Бродский внезапно поднял на меня глаза.
– Раны?
– Меня донимает старая рана. Может, оттого я и пью. Боль нестерпимая.
– Не повезло, – После недолгой паузы я добавил: – Я как-то, во время футбольного матча, сильно повредил палец на ноге. Мне было тогда девятнадцать. Но не то чтобы уж очень серьезно.
– В Польше, мистер Райдер, когда я был дирижером, я уже тогда не верил, что рана заживет. Дирижируя оркестром, я всегда ее трогал, ощупывал. Иногда пощипывал края, даже сжимал их с силой. Если рана не идет на поправку, это понимаешь очень скоро. Музыка – я не внушал себе иллюзий, даже когда был дирижером, – всего лишь утешение, не больше. Она помогала только на время. Мне нравилось ощупывать, бередить рану; она меня притягивала. Хорошая рана способна притянуть тебя, зачаровать. День ото дня она меняется. Каждый раз она выглядит чуть иначе. Что-то изменилось? – спрашиваешь ты себя. Быть может, она наконец затягивается? Ты рассматриваешь ее в зеркале и видишь изменения. Но потом ты ее трогаешь и понимаешь: нет, вот она, твоя старая приятельница, все та же. Ты повторяешь это из года в год – и становится ясно, что исцеления ждать не приходится, и ты от этого устаешь. До чертиков устаешь. – Он примолк и снова взглянул на букет. Потом повторил: – Так устаешь… А вы не устали, мистер Райдер? Так устаешь…
– Может быть, – проговорил я неуверенно, – мисс Коллинз под силу излечить вашу рану.
– Ей? – Бродский хохотнул и снова замолк, а после паузы спокойно продолжил: – Нет, она будет как музыка. Послужит утешением. Чудесным утешением. Это все, чего я сейчас жду. Утешения. Но исцелить? – Он покачал головой. – Друг мой, если бы я показал вам свою рану (а я готов), вы убедились бы, что залечить ее невозможно. Невозможно с медицинской точки зрения. Все, чего я хочу, чего жду, это утешения. Пусть даже такого, как я сказал: с наполовину твердым и вроде дансинга. Еще шесть раз, шесть раз – и довольно. А потом пусть моя рана делает что хочет. У нас будут к тому времени наша зверушка, трава, поля. И как только она могла выбрать себе такое место?
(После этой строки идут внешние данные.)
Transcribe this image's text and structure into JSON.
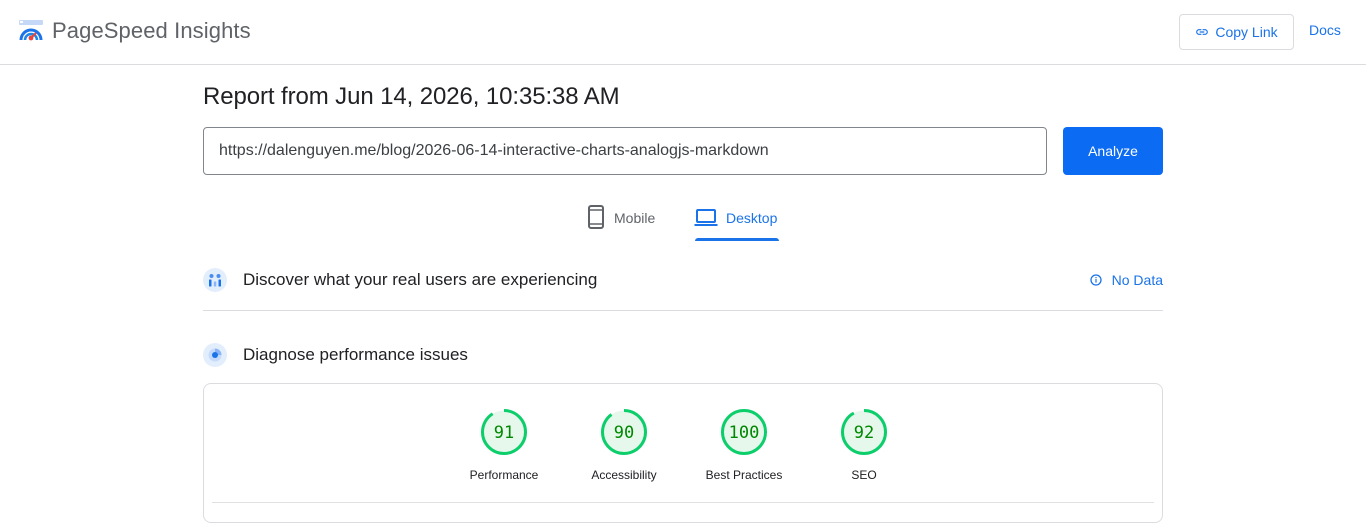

Бродский опять осмотрелся и потряс головой. Новая пауза затянулась, наверное, на две-три минуты. Я собирался заговорить, но тут он внезапно, не вставая со стула, подался вперед:
– Мистер Райдер, у меня был пес, Бруно, он умер. Я… я до сих пор его не похоронил. Он лежит в коробке, вроде гробика. Он был добрым товарищем. Всего лишь пес, но добрый товарищ. Я планировал скромную церемонию, просто проститься. Ничего особенного. Бруно – он остался в прошлом, но небольшая церемония, просто чтобы проститься, разве повредит? Мистер Райдер, я хотел попросить вас. Маленькая услуга – мне и Бруно.
Вдруг дверь отворилась – и в комнату вошла мисс Коллинз. Мы с Бродским вскочили, а к мисс Коллинз присоединился Паркхерст и закрыл за собой дверь.
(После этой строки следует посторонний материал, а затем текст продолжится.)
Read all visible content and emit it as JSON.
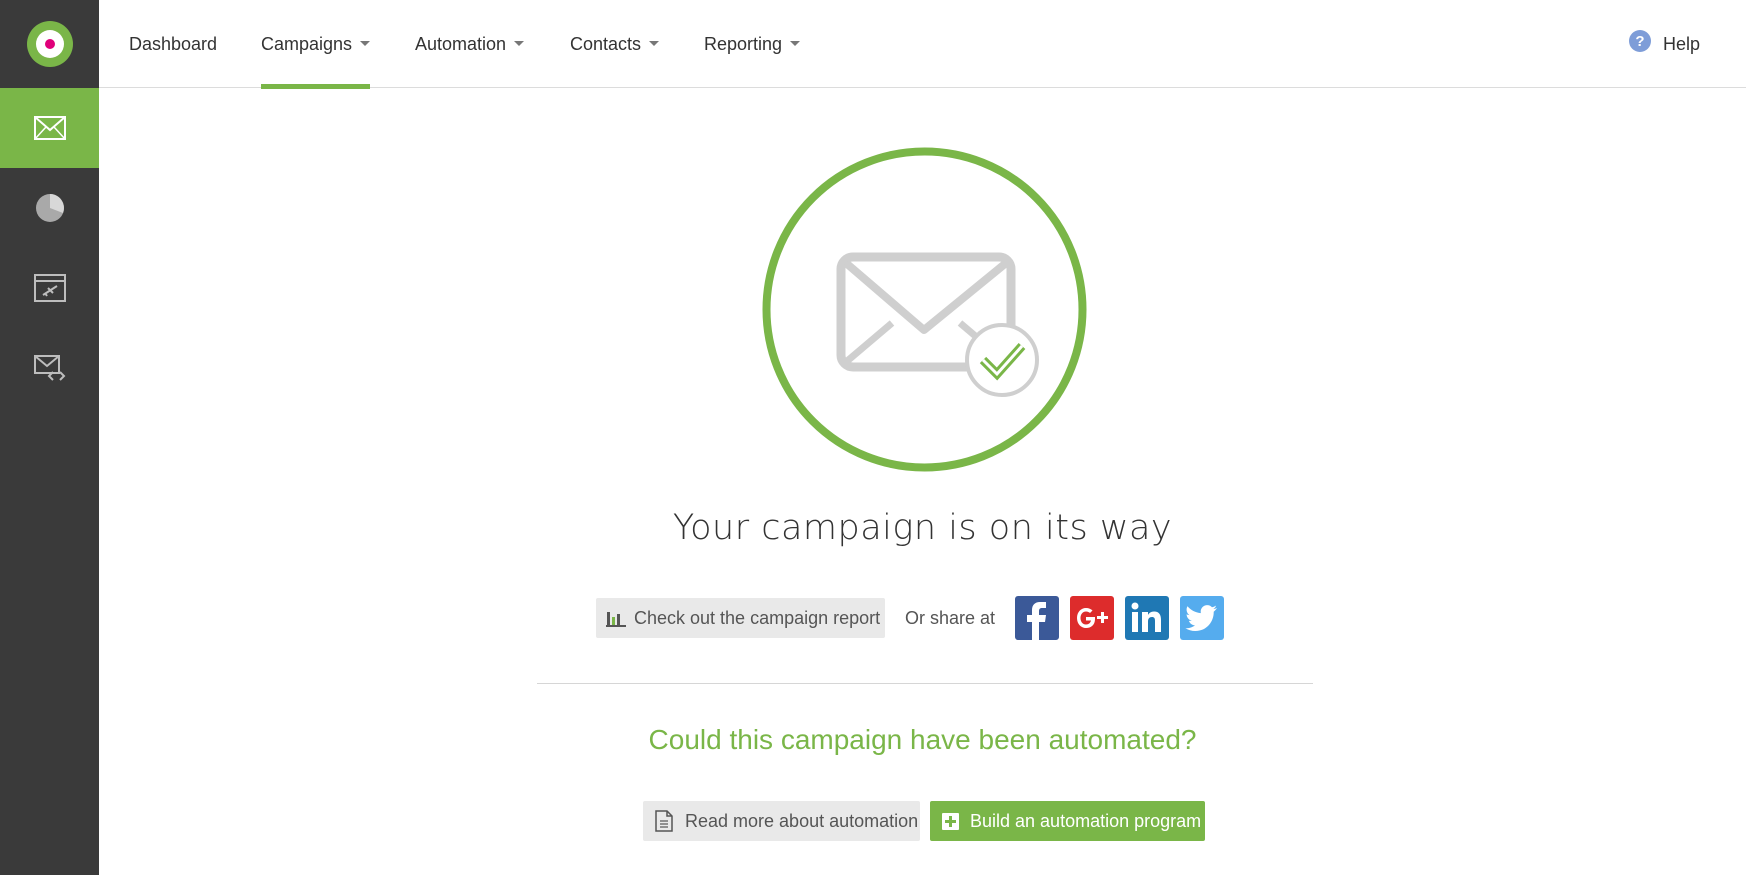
{
  "nav": {
    "items": [
      {
        "label": "Dashboard",
        "dropdown": false,
        "active": false
      },
      {
        "label": "Campaigns",
        "dropdown": true,
        "active": true
      },
      {
        "label": "Automation",
        "dropdown": true,
        "active": false
      },
      {
        "label": "Contacts",
        "dropdown": true,
        "active": false
      },
      {
        "label": "Reporting",
        "dropdown": true,
        "active": false
      }
    ],
    "help_label": "Help"
  },
  "sidebar": {
    "items": [
      {
        "icon": "envelope-icon",
        "active": true
      },
      {
        "icon": "pie-chart-icon",
        "active": false
      },
      {
        "icon": "landing-page-plane-icon",
        "active": false
      },
      {
        "icon": "email-code-icon",
        "active": false
      }
    ]
  },
  "main": {
    "headline": "Your campaign is on its way",
    "report_button_label": "Check out the campaign report",
    "share_text": "Or share at",
    "social": [
      {
        "name": "facebook",
        "color": "#3b5998"
      },
      {
        "name": "google-plus",
        "color": "#dd2c2c"
      },
      {
        "name": "linkedin",
        "color": "#1f78b4"
      },
      {
        "name": "twitter",
        "color": "#55acee"
      }
    ],
    "automation_question": "Could this campaign have been automated?",
    "read_more_label": "Read more about automation",
    "build_label": "Build an automation program"
  },
  "colors": {
    "accent": "#7ab648",
    "sidebar": "#3a3a3a",
    "logo_dot": "#e0007a"
  }
}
– Мне очень жаль, мисс Коллинз, – произнес он, награждая Бродского злобным взглядом. – Я говорил, что вас нельзя беспокоить, но он ничего не послушал.
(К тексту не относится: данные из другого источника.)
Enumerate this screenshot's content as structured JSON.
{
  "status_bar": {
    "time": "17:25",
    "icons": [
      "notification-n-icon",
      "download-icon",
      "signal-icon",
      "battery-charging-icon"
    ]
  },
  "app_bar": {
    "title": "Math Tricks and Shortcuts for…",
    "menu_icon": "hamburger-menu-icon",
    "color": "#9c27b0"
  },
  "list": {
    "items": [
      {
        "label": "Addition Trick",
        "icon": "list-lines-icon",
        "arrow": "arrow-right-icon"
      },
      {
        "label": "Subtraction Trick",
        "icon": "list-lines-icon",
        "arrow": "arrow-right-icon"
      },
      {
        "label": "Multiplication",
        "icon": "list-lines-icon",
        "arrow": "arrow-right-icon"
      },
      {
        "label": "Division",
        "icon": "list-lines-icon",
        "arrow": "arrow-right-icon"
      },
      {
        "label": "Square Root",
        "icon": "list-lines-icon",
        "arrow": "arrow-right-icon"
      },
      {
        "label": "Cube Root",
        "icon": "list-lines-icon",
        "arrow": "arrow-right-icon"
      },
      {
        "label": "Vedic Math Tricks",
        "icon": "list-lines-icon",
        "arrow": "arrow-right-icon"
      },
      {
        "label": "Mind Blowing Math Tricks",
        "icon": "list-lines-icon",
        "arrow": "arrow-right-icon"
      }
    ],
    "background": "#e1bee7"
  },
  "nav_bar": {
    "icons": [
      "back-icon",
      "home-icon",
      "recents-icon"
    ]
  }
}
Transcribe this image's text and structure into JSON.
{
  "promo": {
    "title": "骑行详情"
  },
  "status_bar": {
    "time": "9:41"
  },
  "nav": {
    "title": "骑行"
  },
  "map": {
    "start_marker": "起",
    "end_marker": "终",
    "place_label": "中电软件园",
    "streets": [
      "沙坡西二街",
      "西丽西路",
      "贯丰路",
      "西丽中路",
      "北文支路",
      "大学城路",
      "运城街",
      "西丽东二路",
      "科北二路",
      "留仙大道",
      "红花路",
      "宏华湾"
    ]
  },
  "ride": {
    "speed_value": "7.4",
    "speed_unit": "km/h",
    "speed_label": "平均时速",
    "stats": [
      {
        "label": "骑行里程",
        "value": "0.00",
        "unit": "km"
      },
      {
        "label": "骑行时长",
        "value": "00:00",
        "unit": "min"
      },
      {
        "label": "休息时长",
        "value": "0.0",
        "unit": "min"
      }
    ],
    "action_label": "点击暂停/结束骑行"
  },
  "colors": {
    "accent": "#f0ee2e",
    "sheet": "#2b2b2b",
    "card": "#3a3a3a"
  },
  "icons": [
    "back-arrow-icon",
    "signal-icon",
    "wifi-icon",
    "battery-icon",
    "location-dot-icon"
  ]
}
Бродский в принужденной позе стоял посреди комнаты. Когда мисс Коллинз приблизилась, он отвесил поклон, в котором заметны были следы незаурядного изящества. Он протянул ей букет со словами:
– Скромный подарок. Я сам их собрал.
Мисс Коллинз взяла цветы, но даже и не посмотрела на них.
– Я должна была предвидеть, мистер Бродский, что вы явитесь, – проговорила она. – Вчера я была в зоопарке, и теперь вы решили, что можете не церемониться.
Бродский опустил глаза:
– Времени почти не осталось. Мы не можем позволить себе бросать его на ветер.
– Для чего не осталось времени, мистер Бродский? Просто смешно – явиться сюда таким манером. Вам должно быть известно, что по утрам я занята.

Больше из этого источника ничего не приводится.